One point that OHRP wants to make perfectly clear is that the proposed rule is not a requirement for IRBs to register all human subjects trials, and there are no regulations that would make this a requirement, Stith-Coleman says.

"Our regulations would not allow us to adopt such a policy on the part of IRBs," she says.

The proposed change will update requirements to meet current regulations regarding OHRP’s federalwide assurances.

"Regulations require institutions to designate their IRBs," Stith-Coleman says. "We need to know names and affiliation and additional information about IRB members themselves."

The agency also needs contact information on the IRB’s chair and the IRB office.

OHRP officials issued the proposed rule in July 2004, after reviewing a report by the OIG, published in 2003, recommending that all IRBs register with the federal government on a regular basis, Stith-Coleman notes. "After reviewing that recommendation, OHRP concluded that registration of IRBs would enable it to be identify more precisely the IRBs covered under our regulations and to keep an accurate update of IRBs, and to send out educational information and other information to IRBs."

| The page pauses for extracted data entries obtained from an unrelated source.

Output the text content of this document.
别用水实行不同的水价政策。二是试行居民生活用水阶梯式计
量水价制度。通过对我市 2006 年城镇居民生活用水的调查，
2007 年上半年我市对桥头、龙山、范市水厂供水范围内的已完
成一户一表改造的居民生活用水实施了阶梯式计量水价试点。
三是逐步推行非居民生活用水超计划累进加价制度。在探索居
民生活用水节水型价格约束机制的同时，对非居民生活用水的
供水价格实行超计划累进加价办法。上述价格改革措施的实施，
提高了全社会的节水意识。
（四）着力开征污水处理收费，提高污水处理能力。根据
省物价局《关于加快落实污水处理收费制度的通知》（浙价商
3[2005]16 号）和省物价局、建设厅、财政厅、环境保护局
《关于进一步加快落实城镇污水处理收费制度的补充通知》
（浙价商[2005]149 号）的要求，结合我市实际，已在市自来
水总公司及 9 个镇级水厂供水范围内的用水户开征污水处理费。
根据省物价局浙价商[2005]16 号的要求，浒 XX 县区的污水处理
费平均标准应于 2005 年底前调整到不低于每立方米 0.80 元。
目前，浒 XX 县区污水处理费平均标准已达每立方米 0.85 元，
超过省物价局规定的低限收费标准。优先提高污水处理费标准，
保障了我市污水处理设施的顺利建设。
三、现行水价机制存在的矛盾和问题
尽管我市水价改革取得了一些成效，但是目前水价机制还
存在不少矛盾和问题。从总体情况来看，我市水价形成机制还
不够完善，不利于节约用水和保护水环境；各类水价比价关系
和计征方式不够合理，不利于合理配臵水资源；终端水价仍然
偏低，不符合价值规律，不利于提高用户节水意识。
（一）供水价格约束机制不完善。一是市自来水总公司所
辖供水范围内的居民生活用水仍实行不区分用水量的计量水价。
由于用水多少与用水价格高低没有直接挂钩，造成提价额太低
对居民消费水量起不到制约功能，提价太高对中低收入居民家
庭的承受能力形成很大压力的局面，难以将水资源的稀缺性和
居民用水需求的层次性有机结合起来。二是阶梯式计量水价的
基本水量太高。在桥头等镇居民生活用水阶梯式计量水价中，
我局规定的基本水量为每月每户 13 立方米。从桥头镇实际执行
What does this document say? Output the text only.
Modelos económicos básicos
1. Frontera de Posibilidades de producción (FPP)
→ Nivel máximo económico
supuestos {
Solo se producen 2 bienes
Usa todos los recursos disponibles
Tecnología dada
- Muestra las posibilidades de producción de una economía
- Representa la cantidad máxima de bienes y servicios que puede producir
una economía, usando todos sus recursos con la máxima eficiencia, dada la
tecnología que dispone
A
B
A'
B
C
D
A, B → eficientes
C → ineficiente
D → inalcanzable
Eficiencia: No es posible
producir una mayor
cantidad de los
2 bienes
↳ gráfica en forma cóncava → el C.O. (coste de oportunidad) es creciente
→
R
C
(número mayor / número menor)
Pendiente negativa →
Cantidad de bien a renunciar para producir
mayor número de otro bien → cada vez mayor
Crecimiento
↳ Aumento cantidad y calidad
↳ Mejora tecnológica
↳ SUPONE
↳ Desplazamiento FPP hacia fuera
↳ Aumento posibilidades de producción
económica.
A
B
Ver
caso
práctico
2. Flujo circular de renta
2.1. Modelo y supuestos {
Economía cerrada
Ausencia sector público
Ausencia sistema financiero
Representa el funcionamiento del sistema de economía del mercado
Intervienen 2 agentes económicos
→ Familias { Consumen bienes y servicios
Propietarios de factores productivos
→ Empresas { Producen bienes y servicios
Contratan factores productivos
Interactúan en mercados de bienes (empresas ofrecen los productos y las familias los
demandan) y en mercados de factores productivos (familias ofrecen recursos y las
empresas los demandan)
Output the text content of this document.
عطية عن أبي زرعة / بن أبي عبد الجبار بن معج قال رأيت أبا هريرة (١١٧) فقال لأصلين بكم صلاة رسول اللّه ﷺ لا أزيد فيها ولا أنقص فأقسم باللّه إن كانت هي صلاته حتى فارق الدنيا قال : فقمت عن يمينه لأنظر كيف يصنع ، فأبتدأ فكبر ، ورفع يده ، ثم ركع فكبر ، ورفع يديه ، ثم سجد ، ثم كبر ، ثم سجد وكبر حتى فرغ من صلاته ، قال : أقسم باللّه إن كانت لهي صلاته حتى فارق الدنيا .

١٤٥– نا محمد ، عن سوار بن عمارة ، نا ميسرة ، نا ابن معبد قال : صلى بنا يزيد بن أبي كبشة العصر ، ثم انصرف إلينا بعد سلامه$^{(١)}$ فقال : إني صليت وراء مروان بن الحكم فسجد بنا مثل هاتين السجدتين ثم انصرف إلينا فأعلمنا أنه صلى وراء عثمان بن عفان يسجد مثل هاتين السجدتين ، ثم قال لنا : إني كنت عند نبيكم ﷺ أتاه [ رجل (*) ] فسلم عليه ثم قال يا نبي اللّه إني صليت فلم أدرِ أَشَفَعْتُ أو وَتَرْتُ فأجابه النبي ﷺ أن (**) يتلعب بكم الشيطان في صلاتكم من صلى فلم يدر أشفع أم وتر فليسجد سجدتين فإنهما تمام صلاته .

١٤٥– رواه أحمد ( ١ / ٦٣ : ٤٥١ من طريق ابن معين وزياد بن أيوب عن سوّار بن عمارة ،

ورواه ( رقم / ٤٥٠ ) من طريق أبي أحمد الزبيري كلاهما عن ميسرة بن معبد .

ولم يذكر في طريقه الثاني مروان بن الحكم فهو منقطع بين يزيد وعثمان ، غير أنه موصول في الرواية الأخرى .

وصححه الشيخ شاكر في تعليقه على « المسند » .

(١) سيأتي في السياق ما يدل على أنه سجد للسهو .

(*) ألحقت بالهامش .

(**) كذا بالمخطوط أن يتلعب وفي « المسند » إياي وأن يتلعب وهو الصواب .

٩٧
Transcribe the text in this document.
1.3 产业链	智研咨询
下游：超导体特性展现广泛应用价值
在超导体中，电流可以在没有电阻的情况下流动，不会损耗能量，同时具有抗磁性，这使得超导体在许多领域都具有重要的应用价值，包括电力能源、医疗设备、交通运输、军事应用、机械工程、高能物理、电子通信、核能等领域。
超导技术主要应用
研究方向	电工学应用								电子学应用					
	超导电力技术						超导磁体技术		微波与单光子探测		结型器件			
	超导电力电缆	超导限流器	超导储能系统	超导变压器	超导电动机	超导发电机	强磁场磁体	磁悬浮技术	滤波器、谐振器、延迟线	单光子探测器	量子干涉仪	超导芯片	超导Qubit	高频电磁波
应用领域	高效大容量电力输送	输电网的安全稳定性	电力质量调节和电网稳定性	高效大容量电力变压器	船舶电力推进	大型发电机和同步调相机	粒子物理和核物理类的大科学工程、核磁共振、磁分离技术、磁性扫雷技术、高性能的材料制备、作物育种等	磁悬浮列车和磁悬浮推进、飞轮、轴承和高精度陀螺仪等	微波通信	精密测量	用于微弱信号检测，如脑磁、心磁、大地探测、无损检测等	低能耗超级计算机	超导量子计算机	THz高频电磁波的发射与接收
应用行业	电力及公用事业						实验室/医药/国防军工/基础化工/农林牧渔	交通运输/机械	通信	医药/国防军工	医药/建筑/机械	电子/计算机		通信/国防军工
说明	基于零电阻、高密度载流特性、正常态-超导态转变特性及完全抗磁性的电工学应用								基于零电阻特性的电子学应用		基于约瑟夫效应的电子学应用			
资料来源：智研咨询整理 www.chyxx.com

"It allows us to more precisely understand who we’re covering and how to reach them in ways that would support improving health and welfare of subjects that are a part of research," Stith-Coleman adds.

Also, OHRP will be in a better position to determine whether IRBs have adequate staff and support, whether IRBs have kept their registration information up to date, including changes to member lists, Stith-Coleman says.

IRBs can register electronically, although signature pages need to be faxed to the agency. By the time the rule is made final, IRBs also should be able to provide updates electronically and the system may be capable of handling an electronic signature page, as well, Stith-Coleman says.

Until all comments are received and reviewed, OHRP can offer no estimate on when the rule will be made final, Stith-Coleman says.